ヒーロー フロム ザ アトランティス
コク・ハク、ふたたび
日本の少女が14歳で史上最年少金メダリストに輝いてから4年の月日が過ぎ、合衆国アトランタで記念すべき第百回のオリンピックが開催されようとしていた。
ギリシャ選手団の入場行進から始まって、開催国のアメリカ選手団がしんがりを努めていたと思いきや、今大会はアメリカの後にまだ選手団が控えていた。

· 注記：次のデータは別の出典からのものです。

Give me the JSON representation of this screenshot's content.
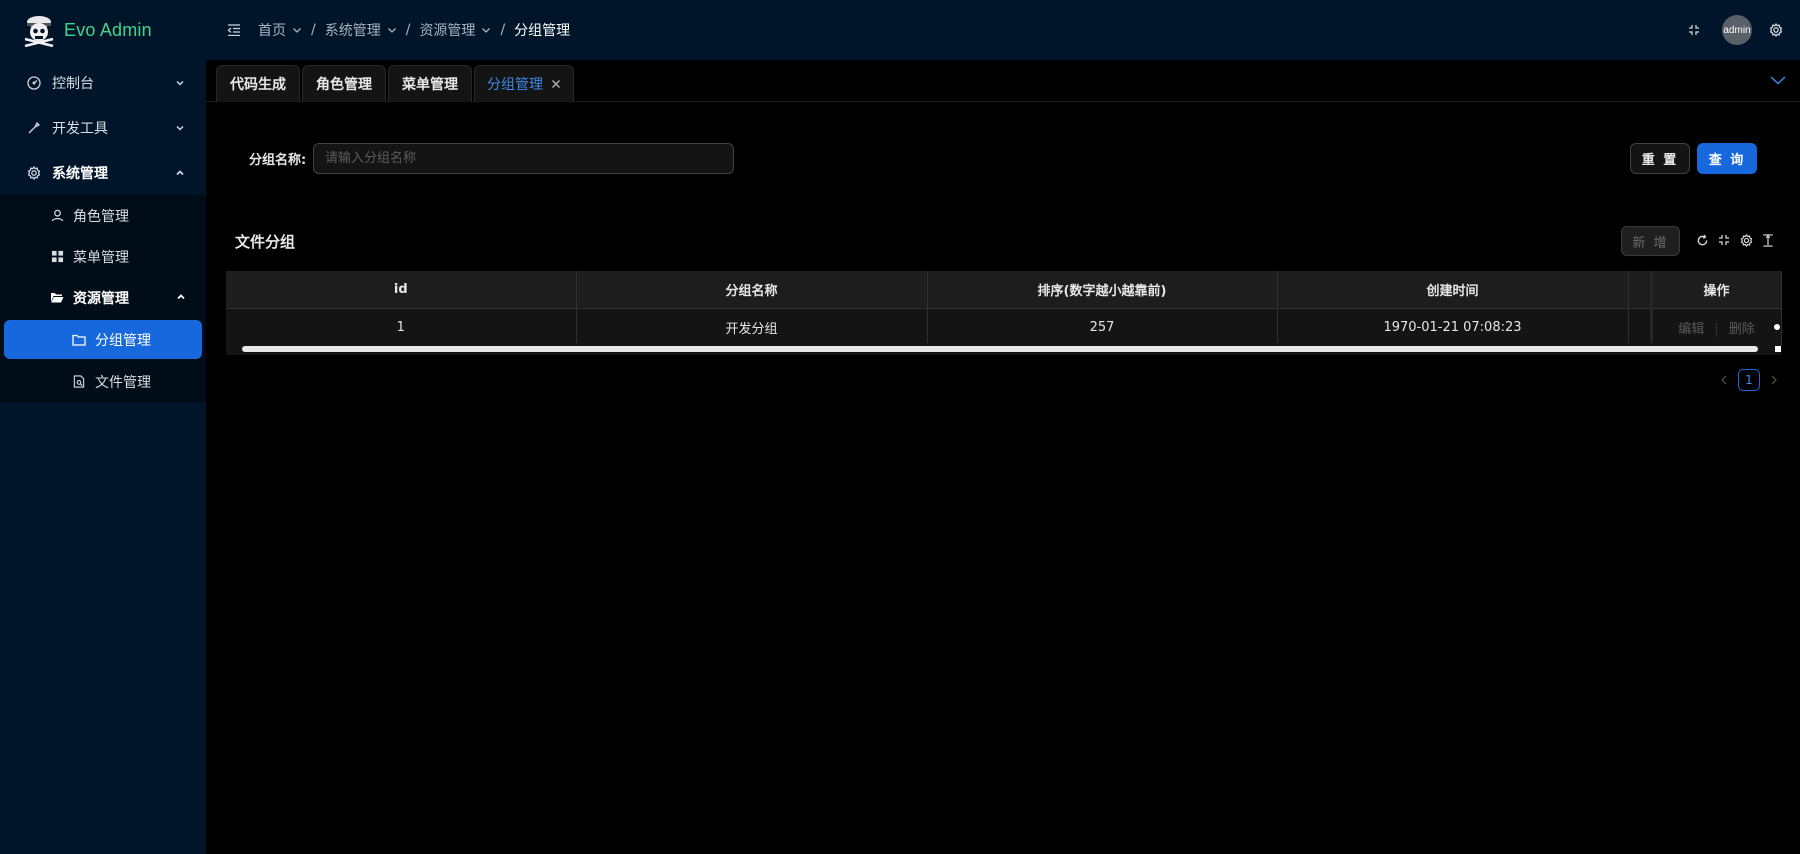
{
  "app": {
    "title": "Evo Admin",
    "accent": "#1668dc",
    "logo_color": "#3dd68c"
  },
  "sidebar": {
    "items": [
      {
        "label": "控制台",
        "icon": "dashboard-icon",
        "open": false
      },
      {
        "label": "开发工具",
        "icon": "tool-icon",
        "open": false
      },
      {
        "label": "系统管理",
        "icon": "gear-icon",
        "open": true,
        "children": [
          {
            "label": "角色管理",
            "icon": "user-icon"
          },
          {
            "label": "菜单管理",
            "icon": "grid-icon"
          },
          {
            "label": "资源管理",
            "icon": "folder-open-icon",
            "open": true,
            "children": [
              {
                "label": "分组管理",
                "icon": "folder-icon",
                "active": true
              },
              {
                "label": "文件管理",
                "icon": "file-search-icon"
              }
            ]
          }
        ]
      }
    ]
  },
  "header": {
    "breadcrumb": [
      {
        "label": "首页"
      },
      {
        "label": "系统管理"
      },
      {
        "label": "资源管理"
      },
      {
        "label": "分组管理"
      }
    ],
    "avatar_text": "admin"
  },
  "tabs": [
    {
      "label": "代码生成"
    },
    {
      "label": "角色管理"
    },
    {
      "label": "菜单管理"
    },
    {
      "label": "分组管理",
      "active": true
    }
  ],
  "search": {
    "label": "分组名称:",
    "placeholder": "请输入分组名称",
    "value": "",
    "reset_label": "重 置",
    "query_label": "查 询"
  },
  "table": {
    "title": "文件分组",
    "add_label": "新 增",
    "columns": [
      "id",
      "分组名称",
      "排序(数字越小越靠前)",
      "创建时间",
      "",
      "操作"
    ],
    "rows": [
      {
        "id": "1",
        "name": "开发分组",
        "sort": "257",
        "created": "1970-01-21 07:08:23"
      }
    ],
    "edit_label": "编辑",
    "delete_label": "删除"
  },
  "pagination": {
    "current": "1"
  }
}
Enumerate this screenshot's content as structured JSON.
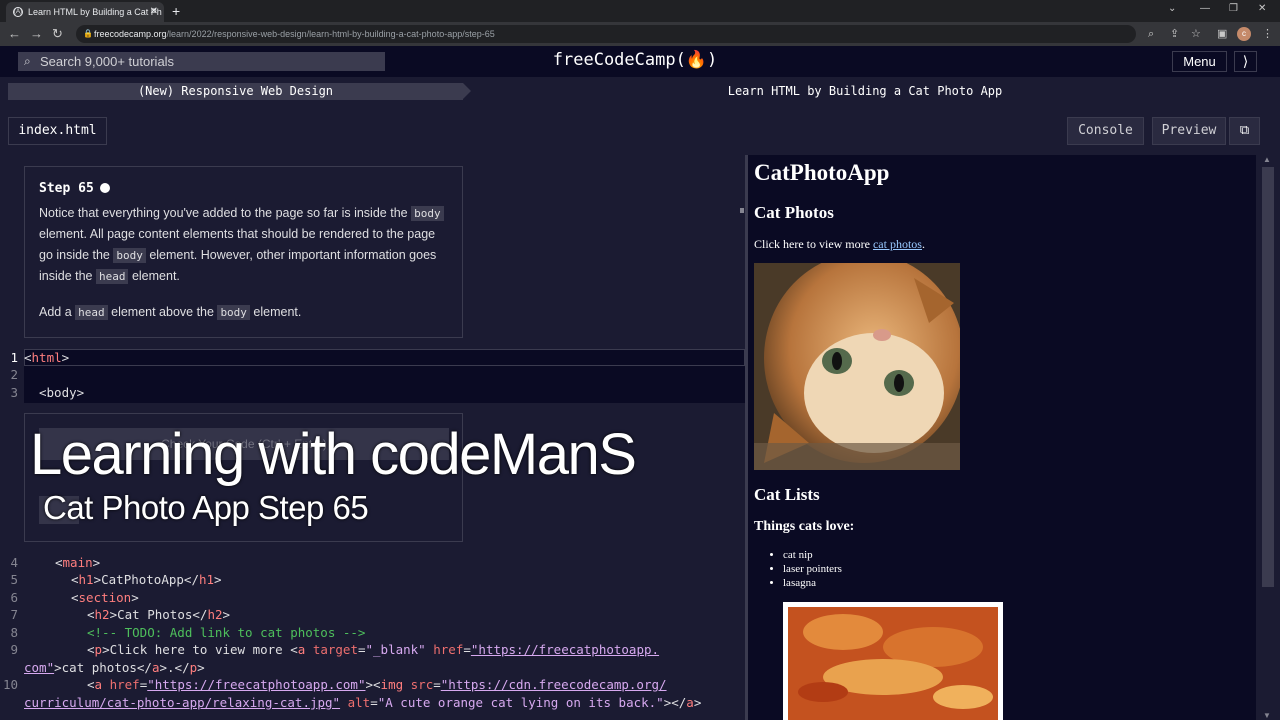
{
  "browser": {
    "tab_title": "Learn HTML by Building a Cat Ph",
    "tab_favicon": "(A)",
    "url_host": "freecodecamp.org",
    "url_path": "/learn/2022/responsive-web-design/learn-html-by-building-a-cat-photo-app/step-65",
    "profile_initial": "c"
  },
  "nav": {
    "search_placeholder": "Search 9,000+ tutorials",
    "logo": "freeCodeCamp(🔥)",
    "menu_label": "Menu"
  },
  "breadcrumb": {
    "course": "(New) Responsive Web Design",
    "project": "Learn HTML by Building a Cat Photo App"
  },
  "toolbar": {
    "file_tab": "index.html",
    "console_label": "Console",
    "preview_label": "Preview"
  },
  "instructions": {
    "step_title": "Step 65",
    "p1_a": "Notice that everything you've added to the page so far is inside the ",
    "p1_code1": "body",
    "p1_b": " element. All page content elements that should be rendered to the page go inside the ",
    "p1_code2": "body",
    "p1_c": " element. However, other important information goes inside the ",
    "p1_code3": "head",
    "p1_d": " element.",
    "p2_a": "Add a ",
    "p2_code1": "head",
    "p2_b": " element above the ",
    "p2_code2": "body",
    "p2_c": " element."
  },
  "check": {
    "button_label": "Check Your Code (Ctrl + Enter)"
  },
  "overlay": {
    "title": "Learning with codeManS",
    "subtitle": "Cat Photo App Step 65"
  },
  "code": {
    "line_numbers": [
      "1",
      "2",
      "3",
      "4",
      "5",
      "6",
      "7",
      "8",
      "9",
      "10"
    ],
    "l1_tag": "html",
    "l3_tag": "body",
    "l4_tag": "main",
    "l5_tag": "h1",
    "l5_text": "CatPhotoApp",
    "l6_tag": "section",
    "l7_tag": "h2",
    "l7_text": "Cat Photos",
    "l8_comment": "<!-- TODO: Add link to cat photos -->",
    "l9_text1": "Click here to view more ",
    "l9_attr_target": "target",
    "l9_val_target": "\"_blank\"",
    "l9_attr_href": "href",
    "l9_val_href": "\"https://freecatphotoapp.",
    "l9_cont_href": "com\"",
    "l9_link_text": "cat photos",
    "l10_attr_href": "href",
    "l10_val_href": "\"https://freecatphotoapp.com\"",
    "l10_attr_src": "src",
    "l10_val_src": "\"https://cdn.freecodecamp.org/",
    "l10_cont_src": "curriculum/cat-photo-app/relaxing-cat.jpg\"",
    "l10_attr_alt": "alt",
    "l10_val_alt": "\"A cute orange cat lying on its back.\""
  },
  "preview": {
    "h1": "CatPhotoApp",
    "h2_photos": "Cat Photos",
    "p_before": "Click here to view more ",
    "p_link": "cat photos",
    "p_after": ".",
    "h2_lists": "Cat Lists",
    "h3_things": "Things cats love:",
    "list": [
      "cat nip",
      "laser pointers",
      "lasagna"
    ]
  }
}
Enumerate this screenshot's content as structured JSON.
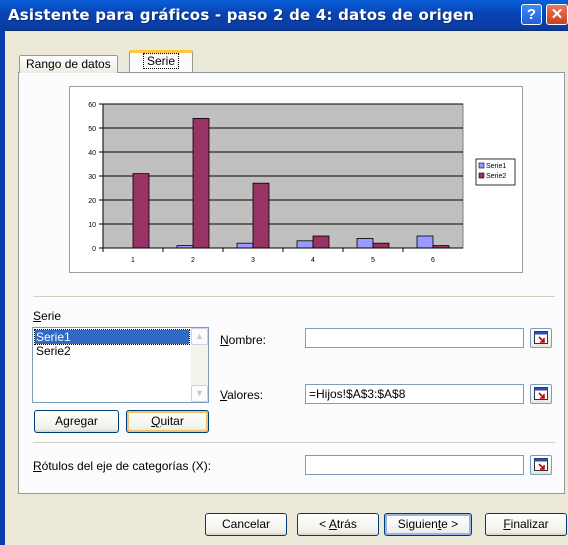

「皆さん、ここオリンピックメインスタジアムにエキシビジョンのみではありますが、新顔チームが仲間入りしました。4年前のバルセロナの海上事故で大活躍した、アトランティスのメンバーです。彼等に救出された世界のVIPの働きかけで、一万二千年ぶりに同じ地球人がスポーツという神聖な競技のもとフィールドでがっちり結ばれるのです。特に4年前に核の実験及び保有を永久に禁止した、C国のハルクン皇太子の呼びかけが大きく影響しています。世界記録を何度も塗り替えあったコクとハク兄弟の顔が見えます。美しい女性選手もおります。まるでマーメイドです。いや、本物のマーメードでした。そう、まさに地球が一つとなって今大会は特別意義のあるものとなるでしょう!!」
アナウンサーの興奮する声がフィールド中に響き渡り、そして世界中を繋ぐ電波に乗った。
コクとハクは行進しながら観客席のミラー夫妻と南田一家に向かって手を振った。
ジャックはそれに応えながら嬉しそうに叫んだ。